On Earth the life of the hospital moved on. Deborah worked in the craft shop, grateful that the world also offered its hiding places. She learned to do basketwork, accepting the instruction in her acerbic and impatient way. She knew that none of the workers liked her. People never had. On the ward a large girl had asked her to play tennis and the shock had sounded down to the last level of Yr. She saw the pencil-doctor a few more times and learned that he was “ward administrator” and the one who gave permission for “privileges”—steps in similitude to the normal world—to get up and go out on the ward, to go to dinner, on the grounds, then out of the hospital itself to the movie or store.

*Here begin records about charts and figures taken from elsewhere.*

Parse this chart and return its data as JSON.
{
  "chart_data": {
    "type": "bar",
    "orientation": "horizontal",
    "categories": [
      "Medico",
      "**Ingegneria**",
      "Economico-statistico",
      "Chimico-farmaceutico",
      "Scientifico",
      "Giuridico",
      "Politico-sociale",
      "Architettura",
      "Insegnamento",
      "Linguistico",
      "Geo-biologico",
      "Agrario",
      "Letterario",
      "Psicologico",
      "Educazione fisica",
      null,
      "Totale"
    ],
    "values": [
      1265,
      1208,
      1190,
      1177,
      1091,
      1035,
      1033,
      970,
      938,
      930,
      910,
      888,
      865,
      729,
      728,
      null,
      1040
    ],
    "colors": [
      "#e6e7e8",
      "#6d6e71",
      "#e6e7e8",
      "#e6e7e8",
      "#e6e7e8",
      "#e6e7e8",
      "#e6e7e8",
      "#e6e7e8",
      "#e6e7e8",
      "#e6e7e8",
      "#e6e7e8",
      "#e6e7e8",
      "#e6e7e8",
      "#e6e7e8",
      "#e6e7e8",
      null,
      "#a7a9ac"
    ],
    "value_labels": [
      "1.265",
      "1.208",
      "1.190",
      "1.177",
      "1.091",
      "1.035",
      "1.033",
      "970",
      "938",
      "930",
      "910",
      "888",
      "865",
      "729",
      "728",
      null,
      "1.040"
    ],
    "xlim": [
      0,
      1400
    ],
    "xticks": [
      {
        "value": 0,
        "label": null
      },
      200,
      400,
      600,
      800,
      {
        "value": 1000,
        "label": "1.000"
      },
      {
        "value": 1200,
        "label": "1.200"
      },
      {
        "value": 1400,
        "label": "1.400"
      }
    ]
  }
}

Each was a privilege and had a certain connotation of approval that seemed to be expressed in distances. To Deborah he gave permission to walk unrestricted on the grounds, but not outside. Deborah said to the large girl, whose name was Carla, “Well, I’m a hundred square yards sane.” If there were such things as man-hours and light-years, surely there was foot-sanity.
Carla said, “Don’t worry. You’ll get more privileges soon. If you work hard with your doctor, they ease up a little. I just wonder how long I’ll have to stay here. It’s been three months already.” They both thought of the women at the far end of the ward. All of them had been in the hospital for over two years.